Figure 6.

Foxi3 is negatively regulated by its interaction with the PP2A complex. (A) Co-IP showing the interaction between Foxi3 and various PP2A subunits. Myc-tagged PP2A subunits, PPP2R2A, PPP2CB and PPP2R1A were transfected along with FLAG Foxi3. Anti-Flag M2 magnetic beads were used to perform immunoprecipitations and MYC was used to detect the PP2A subunits. Inputs are shown to validate the expression of indicated constructs and GAPDH is used to show equal amounts of lysate were used for each immunoprecipitation. Full-length blots are presented in Supplementary Fig. 2. (B) Reporter assay showing that co-expression of PPP2R2A reduces the Foxi3-mediated activation of the AE4 luciferase reporter. PPP2R2A itself does not have any effect on the reporter activity. (C) Expression of exogenous PPP2R2A attenuates Foxi3 reporter activation. In contrast, Foxi3-mediated reporter activation is increased by knockdown of endogenous PPP2R2A in HEK-293T cells.
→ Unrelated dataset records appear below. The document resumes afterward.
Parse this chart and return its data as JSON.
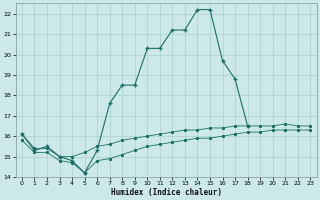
{
  "xlabel": "Humidex (Indice chaleur)",
  "background_color": "#cde8e8",
  "grid_color": "#aed4d4",
  "line_color": "#1a7068",
  "ylim": [
    14,
    22.5
  ],
  "xlim": [
    -0.5,
    23.5
  ],
  "yticks": [
    14,
    15,
    16,
    17,
    18,
    19,
    20,
    21,
    22
  ],
  "xticks": [
    0,
    1,
    2,
    3,
    4,
    5,
    6,
    7,
    8,
    9,
    10,
    11,
    12,
    13,
    14,
    15,
    16,
    17,
    18,
    19,
    20,
    21,
    22,
    23
  ],
  "xtick_labels": [
    "0",
    "1",
    "2",
    "3",
    "4",
    "5",
    "6",
    "7",
    "8",
    "9",
    "10",
    "11",
    "12",
    "13",
    "14",
    "15",
    "16",
    "17",
    "18",
    "19",
    "20",
    "21",
    "22",
    "23"
  ],
  "series_main_x": [
    0,
    1,
    2,
    3,
    4,
    5,
    6,
    7,
    8,
    9,
    10,
    11,
    12,
    13,
    14,
    15,
    16,
    17,
    18
  ],
  "series_main_y": [
    16.1,
    15.3,
    15.5,
    15.0,
    14.8,
    14.2,
    15.3,
    17.6,
    18.5,
    18.5,
    20.3,
    20.3,
    21.2,
    21.2,
    22.2,
    22.2,
    19.7,
    18.8,
    16.5
  ],
  "series_upper_x": [
    0,
    1,
    2,
    3,
    4,
    5,
    6,
    7,
    8,
    9,
    10,
    11,
    12,
    13,
    14,
    15,
    16,
    17,
    18,
    19,
    20,
    21,
    22,
    23
  ],
  "series_upper_y": [
    16.1,
    15.4,
    15.4,
    15.0,
    15.0,
    15.2,
    15.5,
    15.6,
    15.8,
    15.9,
    16.0,
    16.1,
    16.2,
    16.3,
    16.3,
    16.4,
    16.4,
    16.5,
    16.5,
    16.5,
    16.5,
    16.6,
    16.5,
    16.5
  ],
  "series_lower_x": [
    0,
    1,
    2,
    3,
    4,
    5,
    6,
    7,
    8,
    9,
    10,
    11,
    12,
    13,
    14,
    15,
    16,
    17,
    18,
    19,
    20,
    21,
    22,
    23
  ],
  "series_lower_y": [
    15.8,
    15.2,
    15.2,
    14.8,
    14.7,
    14.2,
    14.8,
    14.9,
    15.1,
    15.3,
    15.5,
    15.6,
    15.7,
    15.8,
    15.9,
    15.9,
    16.0,
    16.1,
    16.2,
    16.2,
    16.3,
    16.3,
    16.3,
    16.3
  ]
}
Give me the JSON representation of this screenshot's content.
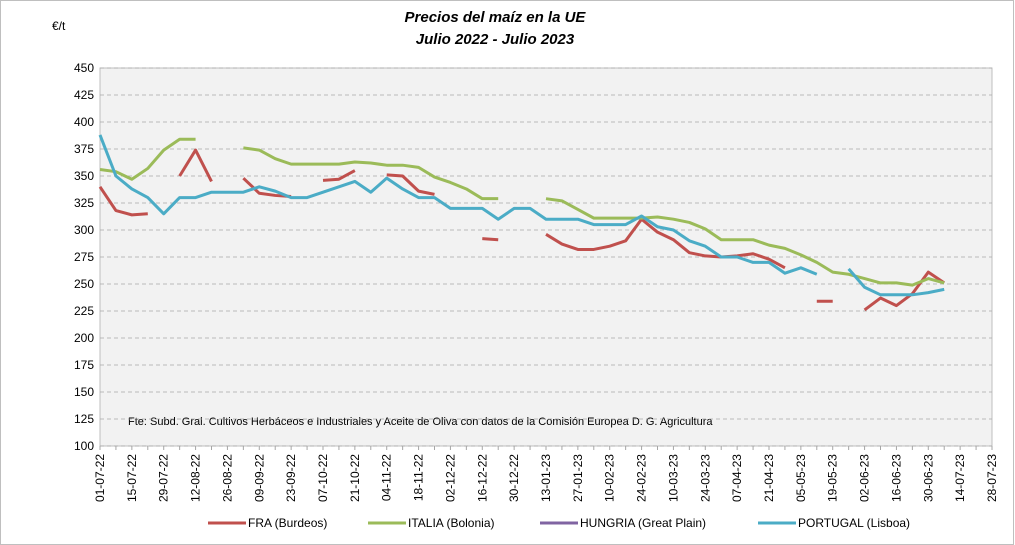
{
  "chart_data": {
    "type": "line",
    "title": "Precios del maíz en la UE",
    "subtitle": "Julio 2022 - Julio 2023",
    "y_label": "€/t",
    "annotation": "Fte: Subd. Gral. Cultivos Herbáceos e Industriales y Aceite de Oliva con datos de la Comisión Europea D. G. Agricultura",
    "categories": [
      "01-07-22",
      null,
      "15-07-22",
      null,
      "29-07-22",
      null,
      "12-08-22",
      null,
      "26-08-22",
      null,
      "09-09-22",
      null,
      "23-09-22",
      null,
      "07-10-22",
      null,
      "21-10-22",
      null,
      "04-11-22",
      null,
      "18-11-22",
      null,
      "02-12-22",
      null,
      "16-12-22",
      null,
      "30-12-22",
      null,
      "13-01-23",
      null,
      "27-01-23",
      null,
      "10-02-23",
      null,
      "24-02-23",
      null,
      "10-03-23",
      null,
      "24-03-23",
      null,
      "07-04-23",
      null,
      "21-04-23",
      null,
      "05-05-23",
      null,
      "19-05-23",
      null,
      "02-06-23",
      null,
      "16-06-23",
      null,
      "30-06-23",
      null,
      "14-07-23",
      null,
      "28-07-23"
    ],
    "series": [
      {
        "name": "FRA (Burdeos)",
        "color": "#c0504d",
        "values": [
          340,
          318,
          314,
          315,
          null,
          350,
          374,
          345,
          null,
          348,
          334,
          332,
          331,
          null,
          346,
          347,
          355,
          null,
          351,
          350,
          336,
          333,
          null,
          null,
          292,
          291,
          null,
          null,
          296,
          287,
          282,
          282,
          285,
          290,
          310,
          298,
          291,
          279,
          276,
          275,
          276,
          278,
          273,
          265,
          null,
          234,
          234,
          null,
          226,
          237,
          230,
          241,
          261,
          251,
          null,
          null,
          null
        ]
      },
      {
        "name": "ITALIA (Bolonia)",
        "color": "#9bbb59",
        "values": [
          356,
          354,
          347,
          357,
          374,
          384,
          384,
          null,
          null,
          376,
          374,
          366,
          361,
          361,
          361,
          361,
          363,
          362,
          360,
          360,
          358,
          349,
          344,
          338,
          329,
          329,
          null,
          null,
          329,
          327,
          319,
          311,
          311,
          311,
          311,
          312,
          310,
          307,
          301,
          291,
          291,
          291,
          286,
          283,
          277,
          270,
          261,
          259,
          255,
          251,
          251,
          249,
          255,
          251,
          null,
          null,
          null
        ]
      },
      {
        "name": "HUNGRIA (Great Plain)",
        "color": "#8064a2",
        "values": [
          null,
          null,
          null,
          null,
          null,
          null,
          null,
          null,
          null,
          null,
          null,
          null,
          null,
          null,
          null,
          null,
          null,
          null,
          null,
          null,
          null,
          null,
          null,
          null,
          null,
          null,
          null,
          null,
          null,
          null,
          null,
          null,
          null,
          null,
          null,
          null,
          null,
          null,
          null,
          null,
          null,
          null,
          null,
          null,
          null,
          null,
          null,
          null,
          null,
          null,
          null,
          null,
          null,
          null,
          null,
          null,
          null
        ]
      },
      {
        "name": "PORTUGAL (Lisboa)",
        "color": "#4bacc6",
        "values": [
          388,
          350,
          338,
          330,
          315,
          330,
          330,
          335,
          335,
          335,
          340,
          336,
          330,
          330,
          335,
          340,
          345,
          335,
          348,
          338,
          330,
          330,
          320,
          320,
          320,
          310,
          320,
          320,
          310,
          310,
          310,
          305,
          305,
          305,
          313,
          303,
          300,
          290,
          285,
          275,
          275,
          270,
          270,
          260,
          265,
          259,
          null,
          264,
          247,
          240,
          240,
          240,
          242,
          245,
          null,
          null,
          null
        ]
      }
    ],
    "ylim": [
      100,
      450
    ],
    "yticks": [
      100,
      125,
      150,
      175,
      200,
      225,
      250,
      275,
      300,
      325,
      350,
      375,
      400,
      425,
      450
    ],
    "grid": true
  }
}
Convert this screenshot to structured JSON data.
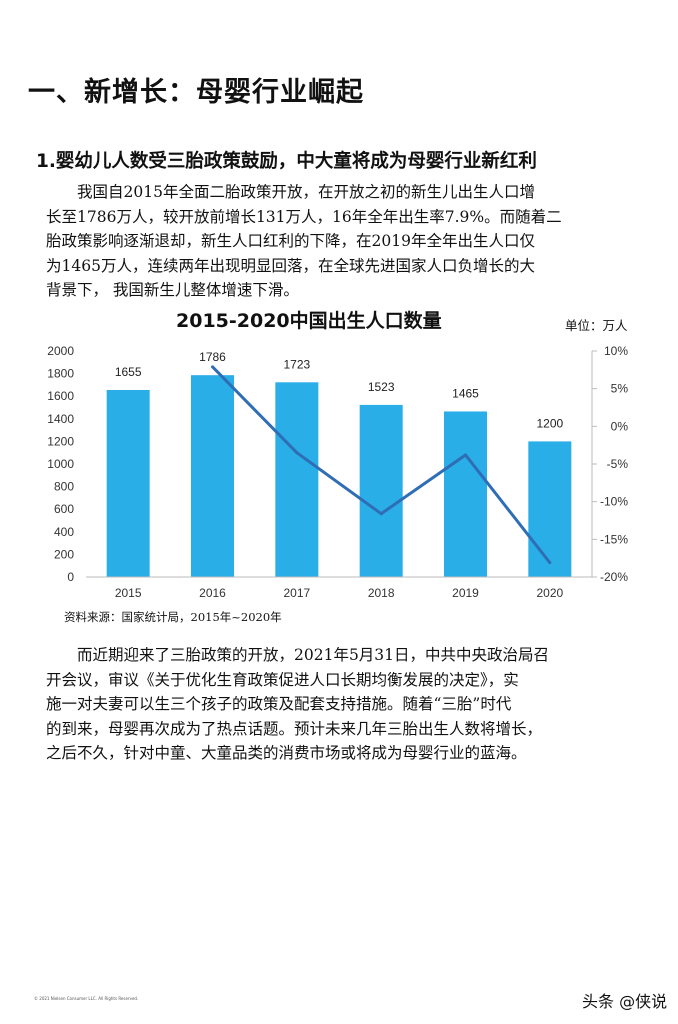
{
  "heading": "一、新增长：母婴行业崛起",
  "subheading": "1.婴幼儿人数受三胎政策鼓励，中大童将成为母婴行业新红利",
  "paragraph1_lines": [
    "　　我国自2015年全面二胎政策开放，在开放之初的新生儿出生人口增",
    "长至1786万人，较开放前增长131万人，16年全年出生率7.9%。而随着二",
    "胎政策影响逐渐退却，新生人口红利的下降，在2019年全年出生人口仅",
    "为1465万人，连续两年出现明显回落，在全球先进国家人口负增长的大",
    "背景下， 我国新生儿整体增速下滑。"
  ],
  "chart": {
    "title": "2015-2020中国出生人口数量",
    "unit_label": "单位：万人",
    "source": "资料来源：国家统计局，2015年~2020年"
  },
  "chart_data": {
    "type": "bar",
    "categories": [
      "2015",
      "2016",
      "2017",
      "2018",
      "2019",
      "2020"
    ],
    "series": [
      {
        "type": "bar",
        "values": [
          1655,
          1786,
          1723,
          1523,
          1465,
          1200
        ],
        "color": "#29AEE8"
      },
      {
        "type": "line",
        "axis": "right",
        "values": [
          null,
          7.9,
          -3.5,
          -11.6,
          -3.8,
          -18.1
        ],
        "color": "#2F6DB5"
      }
    ],
    "ylim": [
      0,
      2000
    ],
    "yticks": [
      0,
      200,
      400,
      600,
      800,
      1000,
      1200,
      1400,
      1600,
      1800,
      2000
    ],
    "y2lim": [
      -20,
      10
    ],
    "y2ticks": [
      "10%",
      "5%",
      "0%",
      "-5%",
      "-10%",
      "-15%",
      "-20%"
    ],
    "y2tick_values": [
      10,
      5,
      0,
      -5,
      -10,
      -15,
      -20
    ],
    "data_labels": [
      "1655",
      "1786",
      "1723",
      "1523",
      "1465",
      "1200"
    ],
    "grid": false
  },
  "paragraph2_lines": [
    "　　而近期迎来了三胎政策的开放，2021年5月31日，中共中央政治局召",
    "开会议，审议《关于优化生育政策促进人口长期均衡发展的决定》，实",
    "施一对夫妻可以生三个孩子的政策及配套支持措施。随着“三胎”时代",
    "的到来，母婴再次成为了热点话题。预计未来几年三胎出生人数将增长，",
    "之后不久，针对中童、大童品类的消费市场或将成为母婴行业的蓝海。"
  ],
  "footer": "© 2021 Nielsen Consumer LLC. All Rights Reserved.",
  "watermark": "头条 @侠说"
}
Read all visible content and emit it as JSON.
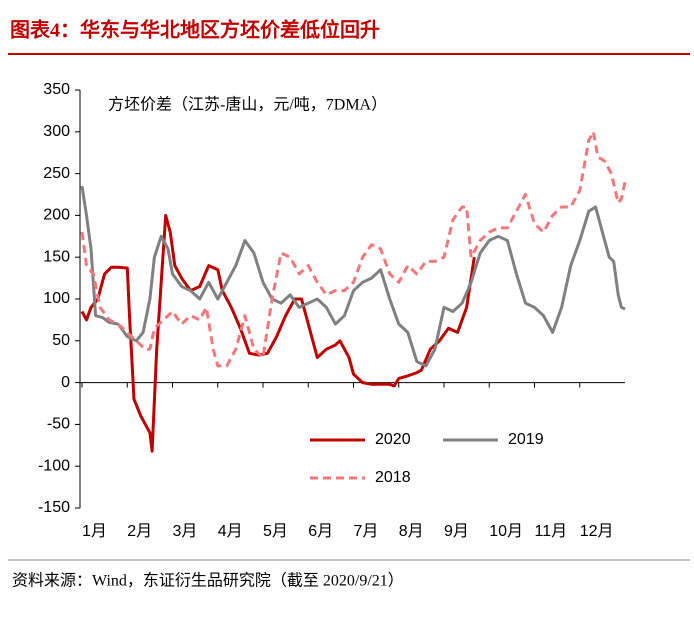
{
  "chart_data": {
    "type": "line",
    "title": "图表4：华东与华北地区方坯价差低位回升",
    "annotation": "方坯价差（江苏-唐山，元/吨，7DMA）",
    "source": "资料来源：Wind，东证衍生品研究院（截至 2020/9/21）",
    "xlim": [
      0,
      12
    ],
    "xticks": [
      {
        "value": 0,
        "label": "1月"
      },
      {
        "value": 1,
        "label": "2月"
      },
      {
        "value": 2,
        "label": "3月"
      },
      {
        "value": 3,
        "label": "4月"
      },
      {
        "value": 4,
        "label": "5月"
      },
      {
        "value": 5,
        "label": "6月"
      },
      {
        "value": 6,
        "label": "7月"
      },
      {
        "value": 7,
        "label": "8月"
      },
      {
        "value": 8,
        "label": "9月"
      },
      {
        "value": 9,
        "label": "10月"
      },
      {
        "value": 10,
        "label": "11月"
      },
      {
        "value": 11,
        "label": "12月"
      }
    ],
    "ylim": [
      -150,
      350
    ],
    "yticks": [
      -150,
      -100,
      -50,
      0,
      50,
      100,
      150,
      200,
      250,
      300,
      350
    ],
    "series": [
      {
        "name": "2020",
        "color": "#c00000",
        "dash": false,
        "x": [
          0,
          0.1,
          0.2,
          0.35,
          0.5,
          0.65,
          0.8,
          1.0,
          1.05,
          1.15,
          1.3,
          1.5,
          1.55,
          1.65,
          1.75,
          1.85,
          1.95,
          2.05,
          2.2,
          2.4,
          2.6,
          2.8,
          3.0,
          3.1,
          3.3,
          3.5,
          3.7,
          3.9,
          4.1,
          4.3,
          4.5,
          4.7,
          4.85,
          5.0,
          5.2,
          5.4,
          5.6,
          5.7,
          5.9,
          6.0,
          6.2,
          6.4,
          6.6,
          6.8,
          6.9,
          7.0,
          7.2,
          7.4,
          7.5,
          7.7,
          7.9,
          8.1,
          8.3,
          8.5,
          8.67
        ],
        "values": [
          85,
          75,
          90,
          100,
          130,
          138,
          138,
          137,
          80,
          -20,
          -40,
          -60,
          -82,
          40,
          120,
          200,
          180,
          140,
          125,
          110,
          115,
          140,
          135,
          110,
          90,
          65,
          35,
          33,
          35,
          55,
          80,
          100,
          100,
          70,
          30,
          40,
          45,
          50,
          30,
          10,
          0,
          -2,
          -2,
          -2,
          -4,
          5,
          8,
          12,
          15,
          40,
          50,
          65,
          60,
          90,
          150
        ]
      },
      {
        "name": "2019",
        "color": "#808080",
        "dash": false,
        "x": [
          0,
          0.1,
          0.2,
          0.3,
          0.45,
          0.6,
          0.8,
          1.0,
          1.2,
          1.35,
          1.5,
          1.6,
          1.75,
          1.9,
          2.0,
          2.2,
          2.4,
          2.6,
          2.8,
          3.0,
          3.2,
          3.4,
          3.6,
          3.8,
          4.0,
          4.2,
          4.4,
          4.6,
          4.8,
          5.0,
          5.2,
          5.4,
          5.6,
          5.8,
          6.0,
          6.2,
          6.4,
          6.6,
          6.8,
          7.0,
          7.2,
          7.4,
          7.6,
          7.8,
          8.0,
          8.2,
          8.4,
          8.6,
          8.8,
          9.0,
          9.2,
          9.4,
          9.6,
          9.8,
          10.0,
          10.2,
          10.4,
          10.6,
          10.8,
          11.0,
          11.2,
          11.35,
          11.5,
          11.65,
          11.75,
          11.85,
          11.92,
          12.0
        ],
        "values": [
          235,
          200,
          160,
          80,
          78,
          72,
          70,
          55,
          50,
          60,
          100,
          150,
          175,
          160,
          130,
          115,
          110,
          100,
          120,
          100,
          120,
          140,
          170,
          155,
          120,
          100,
          95,
          105,
          90,
          95,
          100,
          90,
          70,
          80,
          110,
          120,
          125,
          135,
          100,
          70,
          60,
          25,
          20,
          40,
          90,
          85,
          95,
          120,
          155,
          170,
          175,
          170,
          130,
          95,
          90,
          80,
          60,
          90,
          140,
          170,
          205,
          210,
          180,
          150,
          145,
          105,
          90,
          88
        ]
      },
      {
        "name": "2018",
        "color": "#f4777b",
        "dash": true,
        "x": [
          0,
          0.1,
          0.25,
          0.4,
          0.6,
          0.8,
          1.0,
          1.2,
          1.4,
          1.5,
          1.6,
          1.8,
          2.0,
          2.2,
          2.4,
          2.6,
          2.75,
          2.9,
          3.0,
          3.2,
          3.4,
          3.6,
          3.8,
          4.0,
          4.2,
          4.4,
          4.6,
          4.8,
          5.0,
          5.2,
          5.4,
          5.6,
          5.8,
          6.0,
          6.2,
          6.4,
          6.6,
          6.8,
          7.0,
          7.2,
          7.4,
          7.6,
          7.8,
          8.0,
          8.2,
          8.4,
          8.5,
          8.6,
          8.8,
          9.0,
          9.2,
          9.4,
          9.6,
          9.8,
          10.0,
          10.2,
          10.4,
          10.6,
          10.8,
          11.0,
          11.2,
          11.3,
          11.4,
          11.55,
          11.7,
          11.85,
          11.92,
          12.0
        ],
        "values": [
          180,
          140,
          130,
          90,
          75,
          70,
          60,
          50,
          40,
          40,
          65,
          75,
          85,
          70,
          80,
          75,
          90,
          40,
          20,
          20,
          40,
          80,
          40,
          30,
          100,
          155,
          150,
          130,
          140,
          120,
          105,
          110,
          110,
          120,
          150,
          165,
          160,
          130,
          120,
          140,
          130,
          145,
          145,
          150,
          195,
          210,
          210,
          150,
          170,
          180,
          185,
          185,
          205,
          225,
          190,
          180,
          200,
          210,
          210,
          230,
          290,
          300,
          270,
          265,
          250,
          215,
          220,
          240
        ]
      }
    ]
  }
}
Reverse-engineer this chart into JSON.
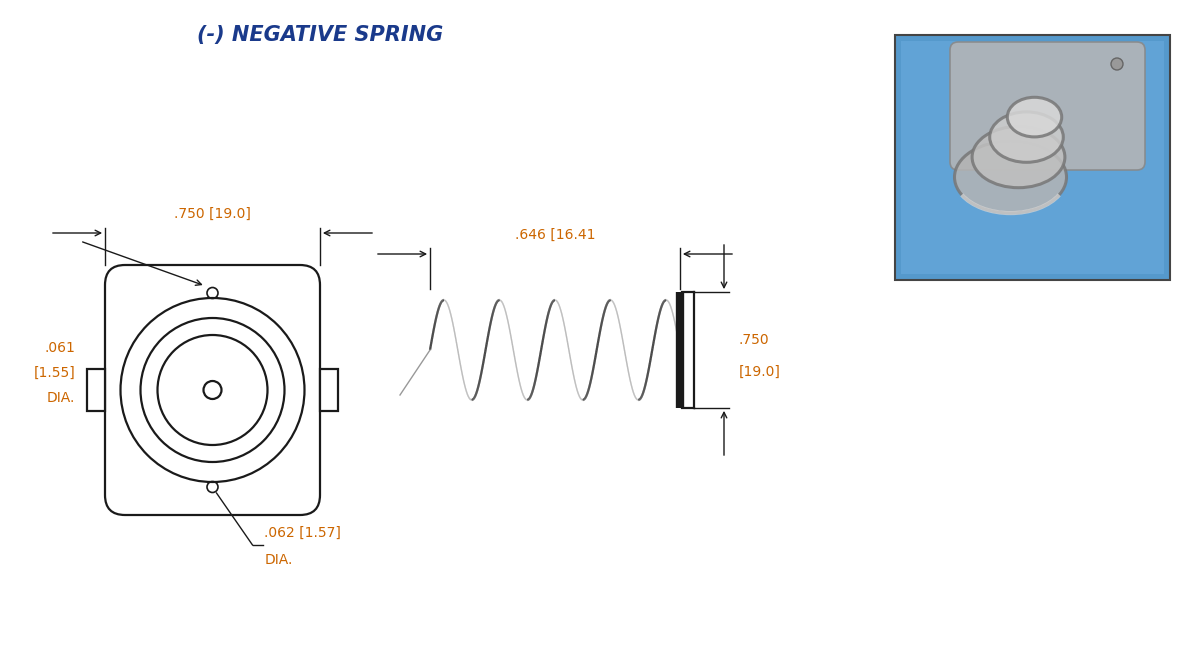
{
  "title": "(-) NEGATIVE SPRING",
  "title_color": "#1a3a8b",
  "title_fontsize": 15,
  "bg_color": "#ffffff",
  "dim_color": "#cc6600",
  "draw_color": "#1a1a1a",
  "dim_fontsize": 10,
  "ann_w750_top": ".750 [19.0]",
  "ann_w646": ".646 [16.41",
  "ann_h750_line1": ".750",
  "ann_h750_line2": "[19.0]",
  "ann_061_line1": ".061",
  "ann_061_line2": "[1.55]",
  "ann_061_line3": "DIA.",
  "ann_062": ".062 [1.57]",
  "ann_062b": "DIA.",
  "photo_bg": "#5599cc",
  "photo_inner": "#6aabdd"
}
The effect of siRNA knockdown of PPP2R2A on Foxi3 is reversed by overexpression of a PPP2R2A cDNA. Each experiment was performed in triplicate and was repeated at least three times. P-values are calculated Results are expressed as the mean ± SD calculated from triplicates. Statistical significance was determined by Student’s t test. A value of P < 0.05 was considered as statistically significant (*P < 0.05; ***P < 0.0005). IB: Immunoblotting; IP: Immunoprecipitation; kDa: kiloDalton.